Besides, sometimes I think Michael won’t ever stop talking about the shows he likes, like 24 and, lately, 60 Minutes.

Anyway, I did my best to make it up to Michael about the whole not-inviting-him-over-to-the-hotel thing. I put my hand on his and gazed deeply into his eyes and said, “Michael, I really am sorry. Not just about that, either. But the whole…well, everything.”

But instead of saying he forgave me or anything like that, Michael just went, “Fine. The question is, when ARE you going to be ready?”

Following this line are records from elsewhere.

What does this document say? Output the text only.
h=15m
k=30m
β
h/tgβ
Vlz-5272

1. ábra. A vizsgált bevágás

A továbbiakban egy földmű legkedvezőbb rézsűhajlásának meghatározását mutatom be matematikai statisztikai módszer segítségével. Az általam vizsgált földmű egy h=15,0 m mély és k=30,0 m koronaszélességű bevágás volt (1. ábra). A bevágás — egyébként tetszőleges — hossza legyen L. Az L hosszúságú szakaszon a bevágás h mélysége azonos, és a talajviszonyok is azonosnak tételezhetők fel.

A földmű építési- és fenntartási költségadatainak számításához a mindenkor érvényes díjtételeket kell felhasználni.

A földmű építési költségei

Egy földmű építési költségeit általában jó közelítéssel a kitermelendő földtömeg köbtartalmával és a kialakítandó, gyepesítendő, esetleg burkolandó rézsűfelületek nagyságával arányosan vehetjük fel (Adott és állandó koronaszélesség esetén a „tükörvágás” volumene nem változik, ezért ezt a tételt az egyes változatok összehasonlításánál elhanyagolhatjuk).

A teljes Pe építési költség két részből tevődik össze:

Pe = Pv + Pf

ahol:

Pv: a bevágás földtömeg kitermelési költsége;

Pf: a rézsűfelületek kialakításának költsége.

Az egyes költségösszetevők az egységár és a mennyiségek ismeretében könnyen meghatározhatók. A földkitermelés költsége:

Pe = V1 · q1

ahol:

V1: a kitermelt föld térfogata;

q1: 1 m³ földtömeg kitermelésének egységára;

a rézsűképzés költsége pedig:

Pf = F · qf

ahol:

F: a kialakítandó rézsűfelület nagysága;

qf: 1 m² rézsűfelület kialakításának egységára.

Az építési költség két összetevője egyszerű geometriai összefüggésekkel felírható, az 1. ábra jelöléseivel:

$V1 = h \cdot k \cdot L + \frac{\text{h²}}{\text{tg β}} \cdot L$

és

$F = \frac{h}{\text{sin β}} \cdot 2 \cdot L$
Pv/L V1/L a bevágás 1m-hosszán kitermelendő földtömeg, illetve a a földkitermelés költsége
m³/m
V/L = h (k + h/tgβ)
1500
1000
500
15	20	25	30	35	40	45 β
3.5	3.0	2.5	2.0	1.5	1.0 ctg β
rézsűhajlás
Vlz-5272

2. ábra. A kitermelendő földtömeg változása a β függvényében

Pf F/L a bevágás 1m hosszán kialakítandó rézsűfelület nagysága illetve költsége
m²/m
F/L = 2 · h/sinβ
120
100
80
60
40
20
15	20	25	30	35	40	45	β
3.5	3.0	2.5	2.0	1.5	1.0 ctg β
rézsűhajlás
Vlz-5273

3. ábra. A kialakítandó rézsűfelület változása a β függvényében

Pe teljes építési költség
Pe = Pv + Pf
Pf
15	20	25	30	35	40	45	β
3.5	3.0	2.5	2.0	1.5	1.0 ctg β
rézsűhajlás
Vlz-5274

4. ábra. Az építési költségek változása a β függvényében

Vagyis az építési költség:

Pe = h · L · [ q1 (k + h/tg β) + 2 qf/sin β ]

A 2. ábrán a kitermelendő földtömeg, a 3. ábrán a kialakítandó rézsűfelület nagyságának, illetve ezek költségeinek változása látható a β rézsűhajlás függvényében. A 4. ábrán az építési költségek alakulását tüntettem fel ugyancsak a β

And I was like, “Ready for what?”

And he said, “It.”

It took me a minute to figure out what he meant.

And then, when it finally dawned on me, I turned bright red.

“Um,” I said.

Then I thought fast.

“How about after the prom,” I said, “on a king-sized bed with white satin sheets in a deluxe suite with Central Park views at the Four Seasons, with champagne and chocolate-covered strawberries upon arrival, and an aromatherapy bath for after, then waffles for two in bed the next morning?”